Performance per Watt in CPUs, GPUs & Data Centres: A 10‑Year Review

Introduction

As AI demand drives more power‑hungry data centres, it’s worth asking: how much more work do we get per watt today than a decade ago? This post surveys perf/W trends across three layers:

Server CPUs
GPUs/accelerators
Data‑centre infrastructure (power, cooling, interconnect)

TL;DR

Domain	~10‑year improvement (perf/W)	Main drivers
Server CPUs	~1.5×–3×	Process nodes, µarch, DVFS, core counts
GPUs/Accelerators	~3×–>4× (esp. ML/inference)	Tensor/AI cores, low‑precision math, memory BW, specialized engines
Data centre (system)	~5×–10× at the very top; infra gains slower	Chip gains + cooling/PSU/interconnect optimisations

Bottom line: perf/W improves each year, but demand for compute is rising faster.

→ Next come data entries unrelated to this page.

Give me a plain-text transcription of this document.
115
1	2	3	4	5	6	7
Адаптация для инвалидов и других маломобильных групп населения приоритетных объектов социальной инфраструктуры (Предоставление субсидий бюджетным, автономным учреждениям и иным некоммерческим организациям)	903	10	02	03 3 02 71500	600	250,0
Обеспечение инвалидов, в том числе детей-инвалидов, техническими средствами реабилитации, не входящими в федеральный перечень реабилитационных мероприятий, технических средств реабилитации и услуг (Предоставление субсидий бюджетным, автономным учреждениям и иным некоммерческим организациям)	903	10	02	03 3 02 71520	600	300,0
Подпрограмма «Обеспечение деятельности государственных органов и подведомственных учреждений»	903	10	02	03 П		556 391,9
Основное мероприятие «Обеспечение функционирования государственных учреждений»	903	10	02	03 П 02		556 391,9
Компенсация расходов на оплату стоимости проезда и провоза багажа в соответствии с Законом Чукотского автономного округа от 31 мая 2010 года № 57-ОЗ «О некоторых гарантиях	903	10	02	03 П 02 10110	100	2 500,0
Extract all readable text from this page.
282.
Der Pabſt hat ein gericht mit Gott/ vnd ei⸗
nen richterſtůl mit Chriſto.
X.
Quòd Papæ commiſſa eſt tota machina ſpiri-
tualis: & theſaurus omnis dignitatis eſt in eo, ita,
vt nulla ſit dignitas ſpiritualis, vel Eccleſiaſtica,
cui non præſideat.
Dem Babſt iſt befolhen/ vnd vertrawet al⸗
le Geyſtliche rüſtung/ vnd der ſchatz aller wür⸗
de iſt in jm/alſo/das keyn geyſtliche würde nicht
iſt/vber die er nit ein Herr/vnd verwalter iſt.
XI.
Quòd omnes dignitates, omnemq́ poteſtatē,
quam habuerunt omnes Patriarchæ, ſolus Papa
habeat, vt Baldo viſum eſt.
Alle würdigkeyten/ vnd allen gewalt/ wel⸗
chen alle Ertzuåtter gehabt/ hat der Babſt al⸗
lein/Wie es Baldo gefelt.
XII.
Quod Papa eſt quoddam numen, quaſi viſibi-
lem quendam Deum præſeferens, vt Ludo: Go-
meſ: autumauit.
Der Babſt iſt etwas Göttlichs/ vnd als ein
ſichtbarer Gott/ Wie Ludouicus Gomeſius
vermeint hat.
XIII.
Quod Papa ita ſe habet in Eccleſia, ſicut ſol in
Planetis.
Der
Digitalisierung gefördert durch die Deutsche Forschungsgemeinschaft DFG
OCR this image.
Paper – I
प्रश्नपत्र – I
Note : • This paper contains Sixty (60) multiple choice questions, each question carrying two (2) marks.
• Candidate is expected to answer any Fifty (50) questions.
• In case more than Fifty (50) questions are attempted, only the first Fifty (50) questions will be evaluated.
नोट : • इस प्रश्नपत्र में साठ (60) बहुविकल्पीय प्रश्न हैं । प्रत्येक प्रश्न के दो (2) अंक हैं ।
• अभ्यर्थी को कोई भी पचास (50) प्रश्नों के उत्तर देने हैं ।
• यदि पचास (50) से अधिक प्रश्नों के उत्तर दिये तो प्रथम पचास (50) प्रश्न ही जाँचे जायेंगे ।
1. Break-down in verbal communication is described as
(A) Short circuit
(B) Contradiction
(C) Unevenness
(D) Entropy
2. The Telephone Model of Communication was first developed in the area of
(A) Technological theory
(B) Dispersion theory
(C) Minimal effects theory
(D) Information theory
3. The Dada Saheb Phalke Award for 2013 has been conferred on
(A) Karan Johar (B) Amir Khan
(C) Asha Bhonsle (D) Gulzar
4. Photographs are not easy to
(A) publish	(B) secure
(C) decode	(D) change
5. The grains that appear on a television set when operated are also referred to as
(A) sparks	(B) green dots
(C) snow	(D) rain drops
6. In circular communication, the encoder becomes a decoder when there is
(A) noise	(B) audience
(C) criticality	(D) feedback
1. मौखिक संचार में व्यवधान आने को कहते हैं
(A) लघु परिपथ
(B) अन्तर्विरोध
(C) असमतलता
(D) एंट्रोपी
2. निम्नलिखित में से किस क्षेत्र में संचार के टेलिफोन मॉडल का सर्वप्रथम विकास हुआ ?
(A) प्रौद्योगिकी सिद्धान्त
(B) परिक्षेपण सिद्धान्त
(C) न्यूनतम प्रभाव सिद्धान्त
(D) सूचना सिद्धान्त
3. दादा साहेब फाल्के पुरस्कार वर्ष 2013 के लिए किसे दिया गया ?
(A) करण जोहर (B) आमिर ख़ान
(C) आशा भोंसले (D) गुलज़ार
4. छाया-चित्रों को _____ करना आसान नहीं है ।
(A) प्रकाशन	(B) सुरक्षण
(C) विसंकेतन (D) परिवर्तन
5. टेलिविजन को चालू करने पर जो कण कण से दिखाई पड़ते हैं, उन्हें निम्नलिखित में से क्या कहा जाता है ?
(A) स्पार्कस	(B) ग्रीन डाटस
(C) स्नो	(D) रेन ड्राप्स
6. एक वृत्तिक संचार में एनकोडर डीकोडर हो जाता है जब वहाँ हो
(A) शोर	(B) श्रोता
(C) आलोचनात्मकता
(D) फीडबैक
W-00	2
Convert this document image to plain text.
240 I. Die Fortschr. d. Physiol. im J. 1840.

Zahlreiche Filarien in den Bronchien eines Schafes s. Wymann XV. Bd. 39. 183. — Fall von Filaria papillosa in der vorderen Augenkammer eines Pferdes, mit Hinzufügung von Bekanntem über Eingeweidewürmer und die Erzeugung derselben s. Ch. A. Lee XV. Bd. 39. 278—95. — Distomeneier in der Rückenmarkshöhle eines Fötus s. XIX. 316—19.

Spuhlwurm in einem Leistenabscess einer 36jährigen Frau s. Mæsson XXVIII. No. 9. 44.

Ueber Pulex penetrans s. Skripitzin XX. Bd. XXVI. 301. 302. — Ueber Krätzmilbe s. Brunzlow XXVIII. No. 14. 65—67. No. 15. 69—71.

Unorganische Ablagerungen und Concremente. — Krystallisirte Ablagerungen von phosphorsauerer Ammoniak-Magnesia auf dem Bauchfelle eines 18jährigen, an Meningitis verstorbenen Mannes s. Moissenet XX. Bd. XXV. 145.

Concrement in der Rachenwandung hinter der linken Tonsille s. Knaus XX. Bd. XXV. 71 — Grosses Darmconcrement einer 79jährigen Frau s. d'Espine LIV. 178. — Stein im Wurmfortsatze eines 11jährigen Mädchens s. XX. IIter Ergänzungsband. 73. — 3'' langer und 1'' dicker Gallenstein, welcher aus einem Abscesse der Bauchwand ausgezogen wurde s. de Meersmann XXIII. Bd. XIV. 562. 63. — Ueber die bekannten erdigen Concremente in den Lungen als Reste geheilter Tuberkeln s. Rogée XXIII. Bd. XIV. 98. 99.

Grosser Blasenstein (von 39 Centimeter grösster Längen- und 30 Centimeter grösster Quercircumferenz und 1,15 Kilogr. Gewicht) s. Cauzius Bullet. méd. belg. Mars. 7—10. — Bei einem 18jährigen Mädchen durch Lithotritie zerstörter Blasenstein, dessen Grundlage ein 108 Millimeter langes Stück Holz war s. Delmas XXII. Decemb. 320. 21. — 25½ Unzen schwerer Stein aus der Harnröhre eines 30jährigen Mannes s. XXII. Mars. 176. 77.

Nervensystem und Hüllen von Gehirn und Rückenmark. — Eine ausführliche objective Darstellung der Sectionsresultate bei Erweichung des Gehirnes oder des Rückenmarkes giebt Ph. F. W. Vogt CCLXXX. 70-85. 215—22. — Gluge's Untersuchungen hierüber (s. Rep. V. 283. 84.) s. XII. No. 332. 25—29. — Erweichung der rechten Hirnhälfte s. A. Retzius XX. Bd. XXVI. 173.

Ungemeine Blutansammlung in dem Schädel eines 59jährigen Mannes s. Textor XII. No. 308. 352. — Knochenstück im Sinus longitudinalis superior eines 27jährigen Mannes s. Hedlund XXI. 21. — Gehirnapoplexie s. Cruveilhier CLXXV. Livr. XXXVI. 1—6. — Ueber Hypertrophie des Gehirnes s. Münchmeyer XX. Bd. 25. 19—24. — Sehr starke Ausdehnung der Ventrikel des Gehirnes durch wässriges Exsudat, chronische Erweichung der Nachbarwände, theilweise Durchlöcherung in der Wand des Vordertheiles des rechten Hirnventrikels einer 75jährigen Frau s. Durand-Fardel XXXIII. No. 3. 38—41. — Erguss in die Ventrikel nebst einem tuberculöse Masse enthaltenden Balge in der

CPU efficiency: the slow, steady climb

What we mean by perf/W

For servers, think throughput per watt (FLOPS/W in scientific use). System‑level benchmarks like SPECpower_ssj2008 and SERT 2 measure a whole server under load, giving realistic efficiency numbers.

What the data say

Improvements are modest but steady. A survey finds GPU energy efficiency roughly doubles every 3–4 years, while CPU efficiency improves more slowly. arXiv
In desktop/consumer charts, CPU power draw rises while efficiency gains are incremental; perf doesn’t scale with power. GamersNexus
Green500 (GFLOPS/W at system level): ~7 GFLOPS/W in 2015 to ~70+ GFLOPS/W by 2024. TOP500

Takeaways

Expect roughly ~1.5×–3× CPU perf/W improvement over ~10 years, workload‑dependent.
Limits: IPC/clock headroom, process shrinks, thermal ceilings, diminishing voltage returns.
Practical wins: power delivery, DVFS, better idle states, and system‑level tuning.

GPU efficiency: step‑function gains

Why GPUs jump

Massive parallelism, dedicated tensor/AI cores, lower‑precision math, and memory/interconnect advances enable larger gains.

What the data say

Leading GPUs/TPUs roughly double efficiency every ~2 years. Epoch AI
Example: H100‑based “Henri” around ~65 GFLOPS/W. HPCwire
Vendors show large inference perf/W jumps vs. CPU‑only baselines, especially with low precision.

Takeaways

Over a decade, ~3×–4×+ improvements are common, especially for inference and low precision (FP16/INT8).
Real gains depend on workload mix (FP64 vs. FP16/INT8), memory subsystem, and utilisation.
Match accelerator to workload; mind memory bandwidth, interconnect, and precision support.

Data‑centre/system level: beyond the chip

Why it matters

Racks add power delivery, cooling (CRAC/CRAH, chillers, liquid), network/storage, and other overheads. Track PUE = facility power ÷ IT power; lower is better (ideal: 1.0).

What the data say

Top Green500 systems reach ~70+ GFLOPS/W by 2024 (e.g., JEDI at 72.7). NVIDIA
Industry reports suggest average PUE has plateaued around ~1.55–1.60 for many sites.
Even if IT perf/W doubles, facility‑level gains are muted unless overheads drop too.

Takeaways

Chip‑level perf/W is necessary but insufficient at rack scale; infrastructure design is decisive.
As IT gets more efficient, the remaining 20–30% overhead becomes harder to shave.
Plan with GFLOPS/W (or OPS/W) plus PUE and rack‑level metrics (power density, cooling headroom, modularity).

Closing thoughts

We’re getting more work per watt, but results vary by layer. CPUs deliver steady gains; GPUs post step‑changes, especially for ML. At data‑centre scale, the bottleneck is increasingly infrastructure. Net effect: efficiency rises, but demand rises faster.